Many of these bad police events are racial. Clearly many police departents view people of color as suspects simply because. The phrase “driving while black” became famous for a reason ; drivers who are of color get stopped far, far more often than white drivers. People of color get harrassed almost no matter who they are. Can we forget the Cambridge cop who arrested Harvard Professor Henry Quarles a few years back for breaking into his own house (because he had forgotten his door key) ?
Quarles is a man of high influence; he knows the President, and the Pres8ident came personally to Quarles’s defernce. Black citizens who lack such clout have no kind of luck.
Over and over again, Black citizens are stopped by police, harrassed, even abused, occasionally injured, sometimes shot and killed. Who can forget the cop who, in North Carolina a few years ago, killed a Black college football player who had been in an auto accidernt and approached the policeman for help ?
In that case, as in the matter of the woman punched in a Texas jail, prosecution followed. So too has NYC prosecuted bad police, sometimes successfully. Yet for every such success far more cases never have consrquences. We are stunned — as we should be — that a Staten island grand jury just this week refised to indict the NYC cop who put Eric Garner in a chokehold and killed him, an event fully captured on a clear, gruesome video.
As the Garner tragedy shows, Black people are also far more likely to be arrested for minor matters. Garner was selling loose cigarettes ! Why did that “crime” demand an arrest at all ? Most police forces would have simply cited him a ticket to appear in court. (It is said that neighbors complained about Garner. Does that justify his being arrested rather than cited to court ? I think not.)
The Garner matter will now be investigated by the Federal Justice department, as the Cleveland police department has been and as that of Fergiuson, Missouri is now undergoing. This comes none too soon.
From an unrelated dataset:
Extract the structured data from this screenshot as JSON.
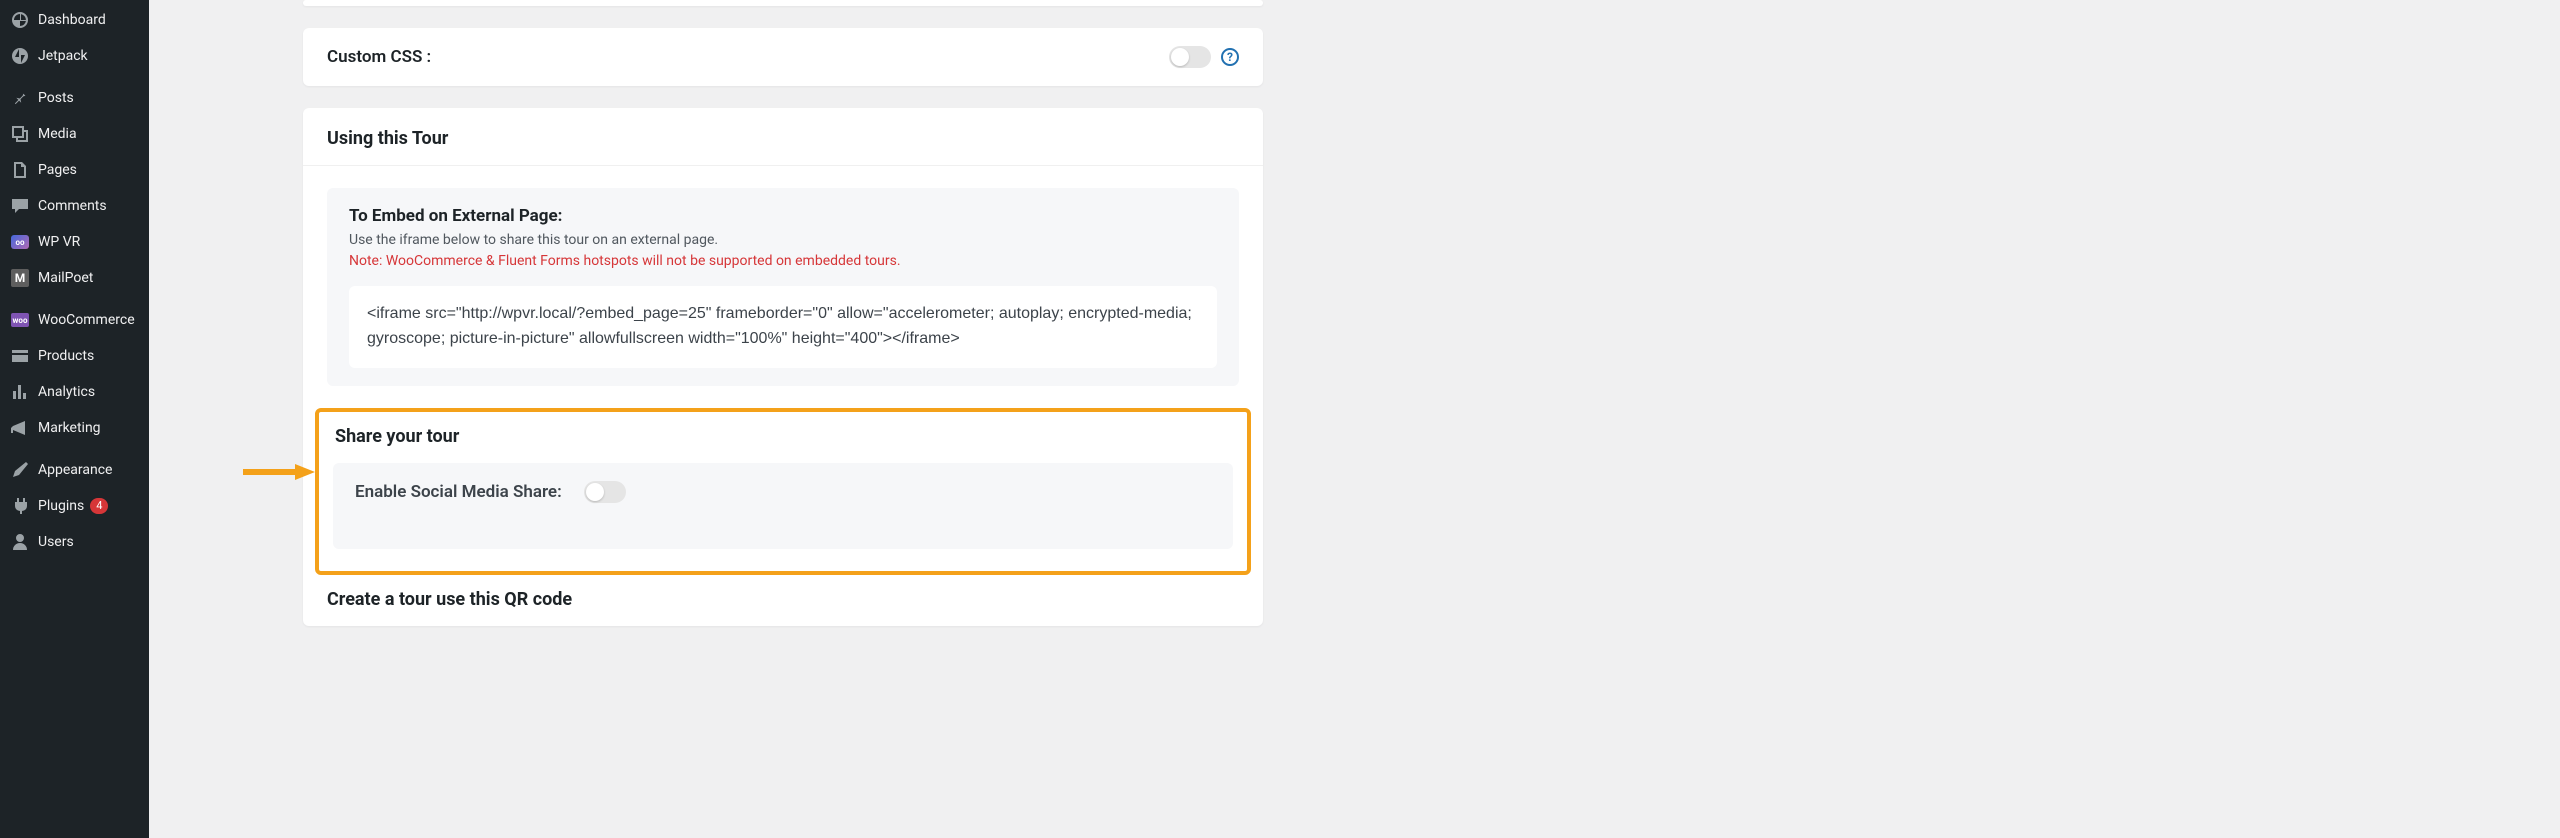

The Justice Department should conduct a review of the parctices and culture of every major city police departement in the nation. If it finds a pattern of infraction, it should bring civil rights cases under Title 18 — laws that exist for a reason.
Police departments must hire officers of color. The department must “look like the neighborhood it serves,” as progressive Mayors now phrase it.
Police departments must rigorously train new officers, review its officers’ adherence to rules of engagement, discipline those who violate these rules, prosecute when warranted, dismiss from the force officers who do not conform. Nor can a police department make excuses for officers who break the law.
Too many police departments view their situation as “us against them.” That must change. The police must see themsleves as both us and them, exactly as do the rest of us.
One further point. We the people are right to protest these violations and to do so vigorously, passionately, But blocking highways and public transit, or shutting down shopping malls, is not at all part of rightful protest. This movement needs the public’s support. It has no business making life difficult for the rest of us. Keep the egos in check, lose the moral contempt, and focus your eyes on the mission.